From 2004 to 2013, about 11 officers were killed on average each year in ambushes. While those numbers dropped in 2014, the premeditated attacks began to rise.

The first came that June in Nevada, and it involved a white couple, Jerad and Amanda Miller, who had migrated to Las Vegas from Indiana to start a new life. He was a convicted drug dealer and car thief, disowned by his family, unable to get a job. She was nine years younger, 22, and came to buy his extremist antigovernment beliefs, much to the dismay of her parents.

They joined the movement to support Nevada rancher Cliven Bundy, who had become locked in conflict with the federal government over grazing rights.

Jerad Miller began to write about the need to fight a “tyrant’s wrath,” and Amanda watched radical videos with titles such as “When is it OK to Shoot a Cop?”

His views came from an entirely different political constellation than the African American anger of Monfort, Johnson and Long, and yet they drew a bead on the same target.

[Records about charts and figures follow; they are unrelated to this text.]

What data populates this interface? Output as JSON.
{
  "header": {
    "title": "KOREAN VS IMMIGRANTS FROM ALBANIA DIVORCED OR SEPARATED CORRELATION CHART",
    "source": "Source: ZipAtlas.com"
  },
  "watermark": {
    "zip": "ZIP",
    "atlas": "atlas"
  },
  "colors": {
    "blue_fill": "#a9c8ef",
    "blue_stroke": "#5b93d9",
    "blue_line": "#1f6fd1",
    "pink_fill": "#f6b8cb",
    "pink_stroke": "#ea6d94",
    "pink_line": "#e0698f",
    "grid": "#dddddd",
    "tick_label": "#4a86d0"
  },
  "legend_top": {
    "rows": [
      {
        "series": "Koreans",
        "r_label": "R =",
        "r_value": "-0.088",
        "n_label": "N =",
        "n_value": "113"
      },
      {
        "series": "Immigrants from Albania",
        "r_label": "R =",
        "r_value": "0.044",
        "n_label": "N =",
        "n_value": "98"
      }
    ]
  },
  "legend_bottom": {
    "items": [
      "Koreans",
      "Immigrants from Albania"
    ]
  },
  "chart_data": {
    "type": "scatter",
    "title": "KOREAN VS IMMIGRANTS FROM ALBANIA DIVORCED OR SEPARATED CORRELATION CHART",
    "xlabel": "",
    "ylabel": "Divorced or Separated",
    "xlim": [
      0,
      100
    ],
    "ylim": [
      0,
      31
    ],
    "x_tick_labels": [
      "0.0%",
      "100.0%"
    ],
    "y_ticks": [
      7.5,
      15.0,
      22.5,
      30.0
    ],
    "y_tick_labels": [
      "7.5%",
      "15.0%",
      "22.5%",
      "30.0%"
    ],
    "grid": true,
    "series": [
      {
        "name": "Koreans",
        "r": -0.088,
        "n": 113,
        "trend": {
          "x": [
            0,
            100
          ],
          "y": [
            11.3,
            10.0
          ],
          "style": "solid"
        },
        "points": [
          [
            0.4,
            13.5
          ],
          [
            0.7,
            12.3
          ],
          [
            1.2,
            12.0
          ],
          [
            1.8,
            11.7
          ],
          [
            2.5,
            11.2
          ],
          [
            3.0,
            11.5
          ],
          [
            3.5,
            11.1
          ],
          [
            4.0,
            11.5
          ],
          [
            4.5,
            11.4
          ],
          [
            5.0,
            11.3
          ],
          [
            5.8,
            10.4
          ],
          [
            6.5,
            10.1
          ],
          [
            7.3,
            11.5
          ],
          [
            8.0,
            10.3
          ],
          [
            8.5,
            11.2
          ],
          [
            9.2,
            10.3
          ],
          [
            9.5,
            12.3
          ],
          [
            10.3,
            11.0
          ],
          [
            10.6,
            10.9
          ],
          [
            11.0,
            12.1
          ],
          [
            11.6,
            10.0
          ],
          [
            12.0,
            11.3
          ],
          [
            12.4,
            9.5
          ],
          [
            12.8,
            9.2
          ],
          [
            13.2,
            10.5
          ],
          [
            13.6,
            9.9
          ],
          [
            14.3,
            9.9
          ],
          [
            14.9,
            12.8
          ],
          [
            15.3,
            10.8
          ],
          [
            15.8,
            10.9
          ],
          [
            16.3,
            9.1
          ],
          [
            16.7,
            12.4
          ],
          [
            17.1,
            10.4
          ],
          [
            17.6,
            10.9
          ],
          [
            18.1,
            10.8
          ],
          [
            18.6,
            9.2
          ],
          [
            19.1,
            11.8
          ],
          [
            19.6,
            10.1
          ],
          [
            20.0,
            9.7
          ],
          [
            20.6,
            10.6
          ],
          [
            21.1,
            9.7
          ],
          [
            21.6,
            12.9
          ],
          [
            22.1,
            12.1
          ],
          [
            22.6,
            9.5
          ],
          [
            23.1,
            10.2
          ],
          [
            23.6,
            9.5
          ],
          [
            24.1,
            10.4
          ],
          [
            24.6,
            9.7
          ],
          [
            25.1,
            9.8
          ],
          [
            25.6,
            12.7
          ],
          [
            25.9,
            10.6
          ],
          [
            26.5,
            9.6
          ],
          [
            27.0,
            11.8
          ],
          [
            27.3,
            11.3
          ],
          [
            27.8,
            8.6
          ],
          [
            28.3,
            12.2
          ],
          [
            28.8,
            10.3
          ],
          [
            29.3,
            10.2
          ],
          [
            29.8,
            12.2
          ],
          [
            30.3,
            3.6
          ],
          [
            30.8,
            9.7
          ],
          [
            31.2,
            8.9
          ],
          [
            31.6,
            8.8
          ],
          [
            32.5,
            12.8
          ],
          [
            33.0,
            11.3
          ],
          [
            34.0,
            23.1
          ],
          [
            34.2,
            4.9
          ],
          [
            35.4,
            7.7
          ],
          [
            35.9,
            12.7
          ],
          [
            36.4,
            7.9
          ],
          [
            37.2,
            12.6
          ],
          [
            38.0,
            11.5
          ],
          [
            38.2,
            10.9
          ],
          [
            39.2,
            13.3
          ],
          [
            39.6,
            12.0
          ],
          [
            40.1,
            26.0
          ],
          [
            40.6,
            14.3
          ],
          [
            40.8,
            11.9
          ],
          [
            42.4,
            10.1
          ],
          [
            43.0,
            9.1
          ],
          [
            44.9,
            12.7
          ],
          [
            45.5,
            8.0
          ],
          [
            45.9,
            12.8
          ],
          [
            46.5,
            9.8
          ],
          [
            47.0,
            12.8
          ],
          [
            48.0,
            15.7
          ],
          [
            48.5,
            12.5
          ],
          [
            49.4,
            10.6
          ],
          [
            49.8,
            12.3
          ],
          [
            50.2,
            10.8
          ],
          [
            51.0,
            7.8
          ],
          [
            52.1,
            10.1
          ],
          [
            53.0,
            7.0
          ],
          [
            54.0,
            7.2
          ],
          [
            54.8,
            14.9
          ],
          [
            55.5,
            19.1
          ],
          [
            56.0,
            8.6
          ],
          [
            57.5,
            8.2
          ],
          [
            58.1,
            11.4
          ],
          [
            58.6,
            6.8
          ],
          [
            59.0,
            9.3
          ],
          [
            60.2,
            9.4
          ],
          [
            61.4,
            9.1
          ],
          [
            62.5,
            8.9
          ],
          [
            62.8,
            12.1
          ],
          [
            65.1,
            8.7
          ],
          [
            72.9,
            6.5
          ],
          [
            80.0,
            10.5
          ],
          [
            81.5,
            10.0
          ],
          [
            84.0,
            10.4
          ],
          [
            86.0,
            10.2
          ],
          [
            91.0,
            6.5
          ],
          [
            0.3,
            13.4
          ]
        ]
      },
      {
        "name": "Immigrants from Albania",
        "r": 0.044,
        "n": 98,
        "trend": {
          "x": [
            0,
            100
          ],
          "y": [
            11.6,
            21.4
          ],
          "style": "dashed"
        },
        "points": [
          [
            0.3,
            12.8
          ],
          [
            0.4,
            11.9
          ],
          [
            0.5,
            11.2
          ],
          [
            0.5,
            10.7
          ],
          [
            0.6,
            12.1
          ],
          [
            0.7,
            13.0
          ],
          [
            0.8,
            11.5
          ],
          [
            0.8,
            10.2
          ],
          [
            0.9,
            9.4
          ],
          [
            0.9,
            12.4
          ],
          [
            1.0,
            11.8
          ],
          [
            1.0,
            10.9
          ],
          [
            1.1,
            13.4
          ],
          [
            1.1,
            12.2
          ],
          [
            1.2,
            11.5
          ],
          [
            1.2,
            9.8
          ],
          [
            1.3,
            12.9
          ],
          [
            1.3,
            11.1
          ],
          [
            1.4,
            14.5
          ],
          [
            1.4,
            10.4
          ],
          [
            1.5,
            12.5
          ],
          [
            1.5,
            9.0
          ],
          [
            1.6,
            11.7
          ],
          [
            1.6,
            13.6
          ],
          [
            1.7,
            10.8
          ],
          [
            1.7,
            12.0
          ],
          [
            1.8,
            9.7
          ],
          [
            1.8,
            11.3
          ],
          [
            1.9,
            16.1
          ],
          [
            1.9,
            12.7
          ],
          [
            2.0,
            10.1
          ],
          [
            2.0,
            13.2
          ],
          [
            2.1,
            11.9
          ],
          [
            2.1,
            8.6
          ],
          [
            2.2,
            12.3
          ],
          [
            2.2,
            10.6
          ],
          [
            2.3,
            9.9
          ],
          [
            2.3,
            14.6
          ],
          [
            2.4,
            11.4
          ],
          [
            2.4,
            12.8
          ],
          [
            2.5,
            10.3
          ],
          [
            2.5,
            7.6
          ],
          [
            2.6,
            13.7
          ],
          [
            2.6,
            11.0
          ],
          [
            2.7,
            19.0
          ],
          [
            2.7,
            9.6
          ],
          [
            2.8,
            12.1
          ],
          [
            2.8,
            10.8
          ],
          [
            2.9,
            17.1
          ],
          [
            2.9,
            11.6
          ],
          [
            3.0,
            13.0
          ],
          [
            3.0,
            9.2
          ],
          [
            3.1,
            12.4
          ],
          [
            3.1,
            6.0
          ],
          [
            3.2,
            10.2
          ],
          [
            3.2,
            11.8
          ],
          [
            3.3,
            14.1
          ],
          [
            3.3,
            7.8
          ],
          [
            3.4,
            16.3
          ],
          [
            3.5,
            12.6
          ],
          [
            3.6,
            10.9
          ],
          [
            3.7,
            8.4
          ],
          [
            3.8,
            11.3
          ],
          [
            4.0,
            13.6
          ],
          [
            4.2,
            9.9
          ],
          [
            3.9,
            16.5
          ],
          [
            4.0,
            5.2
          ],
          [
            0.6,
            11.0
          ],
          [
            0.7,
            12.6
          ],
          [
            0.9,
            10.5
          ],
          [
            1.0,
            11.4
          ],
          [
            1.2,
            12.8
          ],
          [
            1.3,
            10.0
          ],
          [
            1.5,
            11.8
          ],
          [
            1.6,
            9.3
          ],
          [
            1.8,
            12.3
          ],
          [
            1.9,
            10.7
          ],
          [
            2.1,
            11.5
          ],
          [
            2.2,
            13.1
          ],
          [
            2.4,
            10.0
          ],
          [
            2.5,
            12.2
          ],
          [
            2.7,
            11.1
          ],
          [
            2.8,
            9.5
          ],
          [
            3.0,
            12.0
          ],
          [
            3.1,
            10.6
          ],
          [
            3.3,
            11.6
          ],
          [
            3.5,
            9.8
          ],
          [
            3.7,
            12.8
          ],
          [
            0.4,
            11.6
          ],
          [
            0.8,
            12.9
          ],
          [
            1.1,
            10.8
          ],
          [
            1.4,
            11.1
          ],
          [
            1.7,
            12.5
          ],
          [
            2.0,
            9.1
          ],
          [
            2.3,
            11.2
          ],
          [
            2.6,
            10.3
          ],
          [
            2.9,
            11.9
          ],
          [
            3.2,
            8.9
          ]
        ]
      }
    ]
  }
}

On June 8, 2014, the Millers walked into a pizzeria in east Las Vegas and shot two police officers to death. The couple fled to a nearby Wal-Mart, where they shot another man, and were killed themselves as police closed in.

Next hit was Pennsylvania, in the Pocono Mountains two months later. A state trooper stepped out the door of his station and was struck fatally by a .308-caliber rifle shot from the surrounding woods. A second trooper walking in from the parking lot was hit next and managed to crawl to safety inside.

Pennsylvania police launched one of the largest manhunts in state history for the suspect, Eric Frein, a white survivalist and self-trained sniper who had an obsession with the Serbian army and paramilitary groups.

He hid in the woods for seven weeks before he was caught without incident. He awaits trial.

In Tallahassee, Fla., on Nov. 22, 2014, Curtis Holley, a 53-year-old white man, lighted his house on fire and shot the first deputies arriving on the scene, killing one, wounding another. His girlfriend had just left him, his utilities had been shut off, and law enforcement said he harbored anti-government views. After a 12-minute gun battle, an off-duty officer responding to the incident killed Holley.

The next month in Brooklyn, New York Police Officers Rafael Ramos and Wenjian Liu were shot to death sitting in their patrol car.

The shooter, Ismaaiyl Brinsley, a 28-year-old black man, had apparently started out that morning intending to kill himself. A hustler and thief, Brinsley suffered from bouts of depression and had faced a string of arrests for mostly minor crimes that kept him from getting steady work. He went to his ex-girlfriend’s house in suburban Baltimore and pointed a 9-millimeter pistol at his head. She talked him out of killing himself, but then he shot her, and headed to Brooklyn.

Ismaaiyl Brinsley
Ismaaiyl Brinsley (DeKalb County Sheriff's Office)
No one knew Brinsley to be an anti-police activist or to talk about hurting cops. Yet suddenly he posted on Instagram that he planned to kill two officers, citing the police killings of Michael Brown in Ferguson, Mo., and Eric Garner in Staten Island, N.Y., both black men, earlier that year.

Brinsley killed himself immediately after shooting the officers.

Last year saw a drop in premeditated killings, while this year saw a sharp rise, due to the high body count wrought by Long and Johnson.

The FBI counts two other premeditated killings this year: an officer in Danville, Ohio, killed by a 32-year-old white man, who told his girlfriend he was going hunting for police; and an officer in Euless, Texas, shot to death by a 22-year-old Latino man who had a long criminal history and deep-seated hatred for police. Authorities have not said yet whether the Palm Springs shooting Saturday was premeditated.

One of the most vexing ambushes in recent years occurred outside Bardstown, Ky., in the predawn hours of May 25, 2013.

No one has a clue why it happened.

Police Officer Jason Ellis, a father of two young boys, was heading home at 2 a.m., rounding the off-ramp from the Bluegrass Parkway to Route 55 north, when he stopped to remove some branches on the road. Under a full moon, three blasts of a 12-gauge shotgun cracked the still night, killing Ellis instantly.

“We believe it was a trap set for him,” said Bardstown’s current police chief, McKenzie Mattingly. “From a tactical standpoint, it was a perfectly laid ambush.”

Three years later, the killing is still a mystery.

“People are crazy this day and age,” Mattingly said. “They might be arrested for a DUI, and they lose their job because they can’t drive, and their wife leaves them and they become convinced that Jason Ellis ruined their life.”

Mattingly said it has shattered officers’ sense of safety. He doesn’t go to the grocery store or mow his lawn unarmed. When he takes a shower, he locks all the doors.

“If an officer here tells you he isn’t scared, he’s lying,” he said. “They hunted down one of our own like a dog.”


----------



## pahapoika (Nov 5, 2006)

The recent violence against police correlates with the same timeline a certain president has been in office.

I personally don't see this as a coincidence.


----------